Designing vantage6 for Vertically-Partitioned Data
Different Ways of Partitioning Data
In Federated Learning, there are two common ways in which data can be partitioned across parties:
In horizontally-partitioned data, distinct parties have the same features for different patients. A typical example of this partition is an international collaboration where we want to perform a comparison across the populations of two countries.
In vertically-partitioned data, distinct parties have the same patients but with different features. For instance, we could be interested in combining data spread across different organizations from the same group of patients.
vantage6 has been used successfully in several FL applications that use horizontally-partitioned data. However, developing and implementing algorithms for the vertical use case is more complex and therefore have different requirements.
This is also why Multi-Party Computation (MPC) algorithms are an interesting alternative for analyzing vertically-partitioned data. However, MPC comes with its own set of challenges. In this post, we would like to talk a little bit more about this.
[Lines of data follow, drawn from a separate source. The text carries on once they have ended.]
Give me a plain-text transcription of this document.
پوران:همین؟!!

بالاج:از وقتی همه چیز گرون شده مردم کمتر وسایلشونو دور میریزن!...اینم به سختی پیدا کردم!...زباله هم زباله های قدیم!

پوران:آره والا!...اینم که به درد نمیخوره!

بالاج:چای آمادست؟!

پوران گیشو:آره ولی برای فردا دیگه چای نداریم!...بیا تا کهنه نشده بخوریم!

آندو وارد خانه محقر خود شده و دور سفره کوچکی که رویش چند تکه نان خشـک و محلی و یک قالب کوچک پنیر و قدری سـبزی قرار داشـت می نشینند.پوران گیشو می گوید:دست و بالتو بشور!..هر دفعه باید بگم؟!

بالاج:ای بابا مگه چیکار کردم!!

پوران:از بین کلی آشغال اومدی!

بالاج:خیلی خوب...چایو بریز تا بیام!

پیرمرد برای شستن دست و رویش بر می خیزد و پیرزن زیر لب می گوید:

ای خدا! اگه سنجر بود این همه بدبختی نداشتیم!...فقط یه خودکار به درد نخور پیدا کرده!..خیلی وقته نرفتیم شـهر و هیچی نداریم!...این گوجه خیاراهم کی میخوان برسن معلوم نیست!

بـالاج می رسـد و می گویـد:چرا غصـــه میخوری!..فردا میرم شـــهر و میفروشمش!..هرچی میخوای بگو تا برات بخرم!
Overhead of Repeatedly Starting Docker Containers
In the trolltunga version of vantage6, the overhead time (i.e., communication + startup) of a single task consumes several seconds. Most of this time is spent starting the Docker container.
MPC algorithms require heavy communication between the parties. Therefore, this process of starting and stopping Docker containers is repeated many times. This would make the time needed for an MPC algorithm depend mostly on the time required to start a Docker container.
Missing (semi-)Direct Communication Between Algorithm Containers
In vantage6 trolltunga, there is no way to directly communicate with an algorithm container (which is located in a different machine). The only way to get information from one station to another is to first do the computation at data station 1, collect the results, and send these to data station 2. For most horizontal cases this is sufficient.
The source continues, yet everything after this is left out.